Nel resoconto di due telefonate del 15 febbraio 2005, un gestore si allarma per 869mila dollari che una cliente toscana ha depositato in una banca di Montecarlo. La donna vuole riportarli in Italia ma non ha approfittato degli scudi fiscali del 2002 e del 2003. Insomma, i fondi non sono puliti. «Ho proposto di ritirare i soldi in contanti poco alla volta», scrive il gestore. E aggiunge: «Mi domando se il direttore della banca è al corrente dell'ammenda che la sua cliente rischia in seguito all'evasione fiscale! Ho fatto il possibile per dissuaderla dall'effettuare questa operazione». 

Il "pronto soccorso" bancario è attivo senza interruzioni, come un numero verde. Il 5 settembre 2005 la moglie del titolare di un conto vola da Milano a Ginevra per un problema davvero serio. Il marito è azionista di una società di produzioni pubblicitarie televisive nel mondo della moda. «Il conto presso di noi – si lascia sfuggire il gestore – è alimentato dalla parte off-shore di queste attività». E qual è il motivo della visita? Una dipendente è stata colta con le mani nel sacco mentre sottraeva denaro dalla cassa. Andrebbe licenziata ma «purtroppo – rivela preoccupato il banchiere – la persona è a conoscenza di molti dettagli relativi al conto presso di noi e i titolari temono che queste informazioni possano essere usate per ricattarli». Il gestore spiega alla signora che non è possibile «far sparire» il conto ma la rassicura, perché «prima di arrivare a rilasciare eventuali informazioni deve essere seguita una trafila legale piuttosto lunga: il cliente deve essere messo sotto indagine in Italia, deve essere richiesta una rogatoria internazionale e questa deve essere accettata dalle autorità svizzere». La soluzione è subito pronta: dirottare tutto in un trust, magari off-shore.

Il 2005 è un anno magico per i paradisi fiscali. Entra in vigore una nuova normativa europea, la Esd. Prevede una tassazione progressiva sugli interessi dei depositi dei cittadini Ue in altri paesi ma, soprattutto, uno scambio di informazioni tra gli stati. All'accordo aderisce anche la Svizzera. Cosa fare, dunque? Nelle migliaia di visiting report cinque parole sono ripetute come un mantra: «Proposta al cliente soluzione Esd»: tradotto in italiano significa dar vita a società off-shore in paradisi fiscali dove occultare i fondi. La meta più gettonata, scorrendo i rapporti, sembra essere Panama.

Non ci vuole molto per rintracciare i primi casi.
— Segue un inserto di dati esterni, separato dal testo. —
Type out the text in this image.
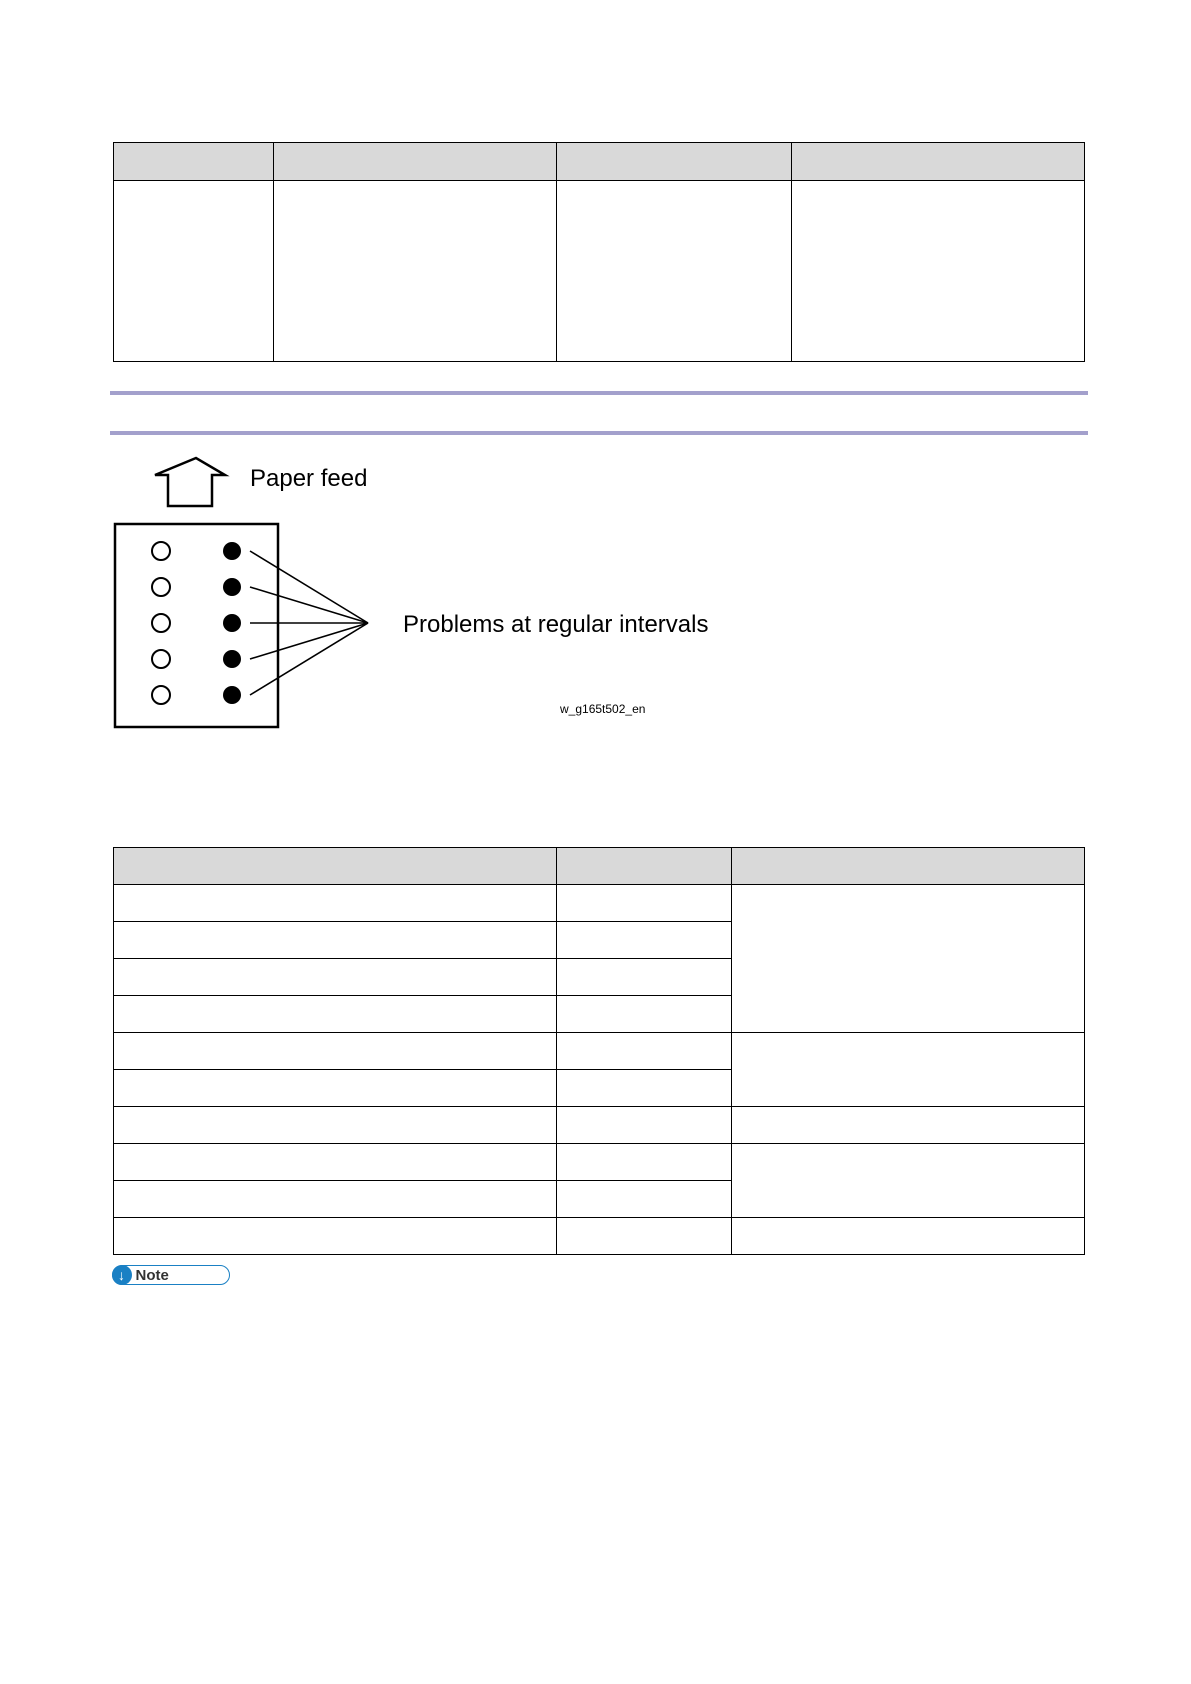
Paper feed
Problems at regular intervals
w_g165t502_en

↓ Note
Il 1° febbraio 2005 un gestore, estenuato da quattro ore con un cliente che ha dieci milioni da investire, mette nero su bianco: «Proposto soluzioni Esd, più protezione patrimoniale con possibilità di avere un trust ed eventualmente la relazione a Singapore». E conclude: «Il figlio si sposa. Fare regalo di nozze!!!». Ben tre punti esclamativi: il cliente è davvero importante.

Il 28 marzo l'ex dirigente di una grande banca italiana che ha intascato un milione di euro di liquidazione annuncia l'intenzione di costituire una società panamense come «soluzione Esd». E ancora il 5 aprile un altro correntista della Hsbc, manager di una società di hedge fund a Milano, presenta al gestore suo cugino che trasferirà molto presto un milione di euro a Ginevra. «Nel frattempo – recita il rapporto – sta costituendo una società ai fini Esd all'estero». Fatta la legge, trovato l'inganno: la direttiva ha portato ben poche sostanze al fisco italiano. Ma intanto, neppure i soldi dei due scudi fiscali dei primi anni duemila prendono la strada del nostro paese. I report sono implacabili: parte dei fondi regolarizzati finisce in Lussemburgo, in polizze assicurative.

C'è chi utilizza la banca come un salvadanaio: ogni giorno un deposito di 10mila o 20mila euro. Chi, al contrario, come un bancomat di lusso: prelievi da 20mila euro o più, tutti in cash, non tracciabili. E sono imprenditori, manager, consulenti d'azienda, notai e professionisti della moda ad assicurare lavoro e commissioni ai gestori della banca ginevrina. C'è perfino un rabbino di Milano il quale, però, non ne vuole sapere di far contento il suo gestore: i soldi li conserva nei forzieri di Ginevra. E così, il 9 luglio 2005, il banchiere lamenta sconsolato: «Solita visita del cliente per rinnovare il conto fiduciario. Non vuole sentire altro che questo!».